One of the headliners of the 2013 group is Nate Jeppesen, a three-star offensive lineman from Portage, Mich.

The 6-4, 270-pounder gave Toledo his oral commitment June 26th. Jeppesen can play either side of the ball, but likely projects as an offensive guard with excellent run-blocking skills. He can also move well for a player his size.

Another key player in this class from Rocket Nation that should have a big role down the road with the Rockets is Lake Catholic (Mentor, OH) defensive end John Stepec.

Stepec recorded 80 tackles as a junior in 2011, 21 of them for a loss, and 12 sacks.

Weighing in at 245 pounds, he’ll have some bulking-up to do, but shouldn’t have any problem filling out his 6-3 frame.

The Rockets beat out several BCS schools for Stepec’s services, including Minnesota, Syracuse and Boston College.

“I’m a northeast Ohio guy, my dad was a head high school football coach, so I know the pride and tradition not only in this state, but in the four-hour radius around this state,” Campbell said.

UT has also had success finding and utilizing local products from the northwest Ohio area.

Perrysburg’s T.J. Fatinikun is easily one of the most talented defensive assets on the squad. The senior was leading the team in tackles for loss (7.5) and sacks (2.5) before an injury Oct. 8 caused him to miss the rest of the 2011 season.

Holland’s Eric Page was an All-American for Toledo in 2010 and caught 306 passes during his three-year career. Had he stayed for his senior season, he would have needed just 43 catches to become the all-time NCAA leader.

“Not only does it say there’s great talent here, but it also says a lot about the high school coaches,” Campbell said. “One of the great things that maybe people sometimes don’t realize is you look around the city and you see some of the best high school coaches in the state of Ohio.”

The 32-year-old Campbell and his staff will look to area products Marquise Moore and Austin Niswander to continue to ride the wave of success with local talent.

Moore, a three-star defensive tackle from Whitmer High School, also gave UT a commitment this summer. He stands 6-1, 297 pounds and anchors a defensive line that made the state final four last year.

Niswander has played just about every position for Findlay High School, but will likely translate to safety or outside linebacker at the next level.

The three-star athlete recorded 64 tackles and a forced fumble on defense in 2011.

“(Area coaches) are committed to building programs, they’ve been there, they’ve built great programs,” Campbell said. “When we have an opportunity to recruit a young man from one of those high schools, we know we’re going to get a first-class person.”

There’s still six months until any of these kids can officially sign on the dotted line, a reality that makes any mid-major program uneasy.

Many players commit to a program like Toledo early in the process and use that as a safety net in case bigger programs don’t offer during their senior seasons.

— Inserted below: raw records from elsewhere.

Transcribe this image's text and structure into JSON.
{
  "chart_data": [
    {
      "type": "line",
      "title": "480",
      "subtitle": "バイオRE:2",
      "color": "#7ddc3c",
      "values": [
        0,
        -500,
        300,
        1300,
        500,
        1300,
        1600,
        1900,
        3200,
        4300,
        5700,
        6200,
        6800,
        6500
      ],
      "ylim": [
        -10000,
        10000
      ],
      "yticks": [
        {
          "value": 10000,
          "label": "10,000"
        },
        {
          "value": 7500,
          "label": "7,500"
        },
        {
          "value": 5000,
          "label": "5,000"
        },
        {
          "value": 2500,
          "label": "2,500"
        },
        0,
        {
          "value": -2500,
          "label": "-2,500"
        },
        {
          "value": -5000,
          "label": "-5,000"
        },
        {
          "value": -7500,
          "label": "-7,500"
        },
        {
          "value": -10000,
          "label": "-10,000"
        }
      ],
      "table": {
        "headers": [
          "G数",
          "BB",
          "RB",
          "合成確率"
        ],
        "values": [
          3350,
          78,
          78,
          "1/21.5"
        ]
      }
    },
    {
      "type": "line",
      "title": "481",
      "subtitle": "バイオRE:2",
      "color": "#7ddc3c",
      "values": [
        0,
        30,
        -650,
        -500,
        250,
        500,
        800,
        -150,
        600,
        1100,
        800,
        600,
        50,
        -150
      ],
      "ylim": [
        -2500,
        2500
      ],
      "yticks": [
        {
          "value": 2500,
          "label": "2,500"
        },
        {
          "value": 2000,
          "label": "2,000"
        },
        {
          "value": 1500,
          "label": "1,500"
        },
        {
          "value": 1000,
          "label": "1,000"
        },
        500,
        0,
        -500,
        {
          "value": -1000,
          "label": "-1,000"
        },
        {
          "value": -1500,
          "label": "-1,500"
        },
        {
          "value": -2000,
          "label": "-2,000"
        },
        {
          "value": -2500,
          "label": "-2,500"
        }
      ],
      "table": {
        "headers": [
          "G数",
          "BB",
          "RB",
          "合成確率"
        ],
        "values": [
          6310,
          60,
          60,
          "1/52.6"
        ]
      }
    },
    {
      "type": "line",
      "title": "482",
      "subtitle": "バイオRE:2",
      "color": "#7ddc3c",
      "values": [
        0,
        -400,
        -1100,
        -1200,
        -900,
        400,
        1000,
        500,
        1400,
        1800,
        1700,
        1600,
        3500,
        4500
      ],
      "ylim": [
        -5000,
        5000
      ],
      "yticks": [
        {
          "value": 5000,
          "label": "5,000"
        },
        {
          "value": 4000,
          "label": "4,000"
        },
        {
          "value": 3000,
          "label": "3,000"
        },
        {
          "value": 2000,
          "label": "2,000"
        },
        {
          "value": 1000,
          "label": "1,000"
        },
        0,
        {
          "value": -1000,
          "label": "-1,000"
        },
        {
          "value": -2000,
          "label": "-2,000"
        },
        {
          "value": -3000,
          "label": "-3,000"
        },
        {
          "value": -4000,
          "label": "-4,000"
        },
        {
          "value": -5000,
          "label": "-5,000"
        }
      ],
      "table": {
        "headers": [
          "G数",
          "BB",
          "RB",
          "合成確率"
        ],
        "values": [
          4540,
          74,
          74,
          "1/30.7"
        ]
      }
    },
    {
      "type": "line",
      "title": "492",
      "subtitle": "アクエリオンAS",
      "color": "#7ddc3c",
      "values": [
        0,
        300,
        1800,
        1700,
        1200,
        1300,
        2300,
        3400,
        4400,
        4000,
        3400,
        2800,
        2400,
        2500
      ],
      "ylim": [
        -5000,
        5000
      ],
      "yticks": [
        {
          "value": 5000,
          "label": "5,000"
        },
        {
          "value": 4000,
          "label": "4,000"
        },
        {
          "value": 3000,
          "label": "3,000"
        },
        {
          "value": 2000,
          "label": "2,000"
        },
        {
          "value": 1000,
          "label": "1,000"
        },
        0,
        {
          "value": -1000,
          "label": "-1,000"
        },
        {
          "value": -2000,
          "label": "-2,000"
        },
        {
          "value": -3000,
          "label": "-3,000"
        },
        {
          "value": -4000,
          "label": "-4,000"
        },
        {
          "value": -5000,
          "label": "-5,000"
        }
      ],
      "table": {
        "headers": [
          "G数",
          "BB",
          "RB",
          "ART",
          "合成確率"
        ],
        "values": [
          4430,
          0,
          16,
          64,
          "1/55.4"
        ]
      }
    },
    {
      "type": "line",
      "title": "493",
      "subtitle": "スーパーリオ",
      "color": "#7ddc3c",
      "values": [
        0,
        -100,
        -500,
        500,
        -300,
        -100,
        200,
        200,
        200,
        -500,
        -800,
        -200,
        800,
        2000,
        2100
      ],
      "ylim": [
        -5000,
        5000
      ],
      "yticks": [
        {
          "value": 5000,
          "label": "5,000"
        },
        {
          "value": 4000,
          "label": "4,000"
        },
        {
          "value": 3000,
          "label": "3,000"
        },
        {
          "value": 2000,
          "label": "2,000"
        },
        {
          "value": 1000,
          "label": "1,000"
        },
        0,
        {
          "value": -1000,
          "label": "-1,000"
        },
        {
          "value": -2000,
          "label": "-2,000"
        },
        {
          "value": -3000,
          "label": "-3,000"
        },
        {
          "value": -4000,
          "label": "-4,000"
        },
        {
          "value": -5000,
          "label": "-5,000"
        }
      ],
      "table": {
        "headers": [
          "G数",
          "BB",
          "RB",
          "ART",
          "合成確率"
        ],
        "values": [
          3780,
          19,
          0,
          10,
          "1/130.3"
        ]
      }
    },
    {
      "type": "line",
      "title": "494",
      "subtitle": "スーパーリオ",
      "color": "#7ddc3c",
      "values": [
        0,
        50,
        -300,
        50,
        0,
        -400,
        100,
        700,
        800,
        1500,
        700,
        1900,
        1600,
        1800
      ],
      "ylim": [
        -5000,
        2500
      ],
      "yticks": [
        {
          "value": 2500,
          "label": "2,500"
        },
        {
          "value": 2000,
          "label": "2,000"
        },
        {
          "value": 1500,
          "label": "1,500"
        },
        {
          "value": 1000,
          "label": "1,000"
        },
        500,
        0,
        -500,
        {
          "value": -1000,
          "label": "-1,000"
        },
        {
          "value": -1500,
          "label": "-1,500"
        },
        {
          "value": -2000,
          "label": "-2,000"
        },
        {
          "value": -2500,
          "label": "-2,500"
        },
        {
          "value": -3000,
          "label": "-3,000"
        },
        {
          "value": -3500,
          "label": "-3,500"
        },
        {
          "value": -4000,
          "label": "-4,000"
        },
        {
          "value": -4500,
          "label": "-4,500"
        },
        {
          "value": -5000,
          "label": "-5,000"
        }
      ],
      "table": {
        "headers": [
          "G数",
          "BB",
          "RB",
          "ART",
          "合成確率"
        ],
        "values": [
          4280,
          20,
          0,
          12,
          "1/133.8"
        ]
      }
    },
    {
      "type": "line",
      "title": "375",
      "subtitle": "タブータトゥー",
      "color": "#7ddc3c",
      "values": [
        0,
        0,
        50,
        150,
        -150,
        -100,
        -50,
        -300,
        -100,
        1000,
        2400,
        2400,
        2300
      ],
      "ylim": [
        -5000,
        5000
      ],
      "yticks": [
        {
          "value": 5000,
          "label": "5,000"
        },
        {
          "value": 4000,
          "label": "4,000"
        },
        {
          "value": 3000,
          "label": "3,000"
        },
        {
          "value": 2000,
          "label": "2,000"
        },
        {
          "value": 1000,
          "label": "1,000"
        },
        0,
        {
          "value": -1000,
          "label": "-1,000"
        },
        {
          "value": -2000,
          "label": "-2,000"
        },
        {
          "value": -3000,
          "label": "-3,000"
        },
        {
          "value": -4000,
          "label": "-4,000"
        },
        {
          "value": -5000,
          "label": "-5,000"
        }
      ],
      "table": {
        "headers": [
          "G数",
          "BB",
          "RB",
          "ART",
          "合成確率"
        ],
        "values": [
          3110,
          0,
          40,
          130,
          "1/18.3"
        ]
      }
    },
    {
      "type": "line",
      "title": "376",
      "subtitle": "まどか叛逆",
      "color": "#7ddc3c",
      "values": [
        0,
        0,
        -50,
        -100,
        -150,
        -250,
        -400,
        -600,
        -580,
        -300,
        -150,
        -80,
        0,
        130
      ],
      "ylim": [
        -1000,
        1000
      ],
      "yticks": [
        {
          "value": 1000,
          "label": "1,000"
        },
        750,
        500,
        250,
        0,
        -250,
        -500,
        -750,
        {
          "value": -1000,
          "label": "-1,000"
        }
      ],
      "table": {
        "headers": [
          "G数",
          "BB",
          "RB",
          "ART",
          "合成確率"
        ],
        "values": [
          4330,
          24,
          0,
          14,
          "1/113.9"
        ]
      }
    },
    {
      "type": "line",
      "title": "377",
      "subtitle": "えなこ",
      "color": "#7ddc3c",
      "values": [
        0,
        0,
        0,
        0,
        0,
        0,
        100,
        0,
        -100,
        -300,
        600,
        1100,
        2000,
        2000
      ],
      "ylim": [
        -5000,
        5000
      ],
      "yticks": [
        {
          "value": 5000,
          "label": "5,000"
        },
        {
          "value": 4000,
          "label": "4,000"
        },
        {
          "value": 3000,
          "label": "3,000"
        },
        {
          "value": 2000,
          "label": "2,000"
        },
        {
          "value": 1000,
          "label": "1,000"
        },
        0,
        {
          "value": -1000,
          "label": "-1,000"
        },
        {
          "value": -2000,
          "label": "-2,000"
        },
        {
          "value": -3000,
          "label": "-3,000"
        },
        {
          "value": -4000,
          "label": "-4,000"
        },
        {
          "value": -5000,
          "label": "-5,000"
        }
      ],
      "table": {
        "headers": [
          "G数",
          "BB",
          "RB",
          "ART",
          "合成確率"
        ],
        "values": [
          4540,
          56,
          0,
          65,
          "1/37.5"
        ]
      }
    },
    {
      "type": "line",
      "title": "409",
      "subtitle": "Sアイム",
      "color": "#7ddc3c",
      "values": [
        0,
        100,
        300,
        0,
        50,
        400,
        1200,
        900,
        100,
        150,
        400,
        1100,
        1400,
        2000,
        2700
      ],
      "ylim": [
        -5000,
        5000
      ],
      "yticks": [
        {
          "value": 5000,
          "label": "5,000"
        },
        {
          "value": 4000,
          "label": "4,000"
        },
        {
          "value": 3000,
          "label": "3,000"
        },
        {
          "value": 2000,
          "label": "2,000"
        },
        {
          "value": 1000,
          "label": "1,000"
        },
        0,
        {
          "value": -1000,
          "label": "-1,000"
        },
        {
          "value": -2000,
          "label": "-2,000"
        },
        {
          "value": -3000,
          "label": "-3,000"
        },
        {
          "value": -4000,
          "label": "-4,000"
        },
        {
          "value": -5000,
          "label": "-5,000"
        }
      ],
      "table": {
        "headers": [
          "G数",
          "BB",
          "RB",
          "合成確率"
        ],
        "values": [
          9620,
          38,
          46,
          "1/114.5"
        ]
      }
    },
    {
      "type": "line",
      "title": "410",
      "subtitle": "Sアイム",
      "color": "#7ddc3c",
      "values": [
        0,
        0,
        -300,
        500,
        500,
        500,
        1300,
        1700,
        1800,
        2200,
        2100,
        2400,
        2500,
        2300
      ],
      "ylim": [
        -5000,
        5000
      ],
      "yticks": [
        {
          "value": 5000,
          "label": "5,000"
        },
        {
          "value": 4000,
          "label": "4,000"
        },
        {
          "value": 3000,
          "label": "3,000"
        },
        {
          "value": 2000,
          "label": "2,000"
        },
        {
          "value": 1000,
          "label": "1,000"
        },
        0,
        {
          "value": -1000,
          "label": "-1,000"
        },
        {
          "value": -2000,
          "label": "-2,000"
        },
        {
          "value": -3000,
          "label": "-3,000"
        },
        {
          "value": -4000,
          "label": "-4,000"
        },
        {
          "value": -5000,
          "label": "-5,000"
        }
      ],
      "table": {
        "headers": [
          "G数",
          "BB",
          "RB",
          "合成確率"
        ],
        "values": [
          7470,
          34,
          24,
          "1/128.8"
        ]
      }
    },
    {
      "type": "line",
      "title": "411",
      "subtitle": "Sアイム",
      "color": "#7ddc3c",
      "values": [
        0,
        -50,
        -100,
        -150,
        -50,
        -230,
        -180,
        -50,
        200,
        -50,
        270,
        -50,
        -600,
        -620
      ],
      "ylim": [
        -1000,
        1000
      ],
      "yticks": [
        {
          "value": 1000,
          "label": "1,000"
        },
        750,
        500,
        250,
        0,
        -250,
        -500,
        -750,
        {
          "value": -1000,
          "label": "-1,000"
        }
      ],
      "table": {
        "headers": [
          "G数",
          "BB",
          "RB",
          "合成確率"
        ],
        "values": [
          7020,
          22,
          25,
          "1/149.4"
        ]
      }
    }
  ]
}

Three highly-touted recruits have decommitted from UT this summer after bigger programs in BCS conferences offered a scholarship.

“Sometimes you win that battle, sometimes you don’t, that’s recruiting” Campbell said. “One of the things I’ve always said is we’re going to recruit the best of the best throughout the country and I’m not afraid to do that. Our staff’s not afraid to do that and we’re not afraid to go toe-to-toe with those people.”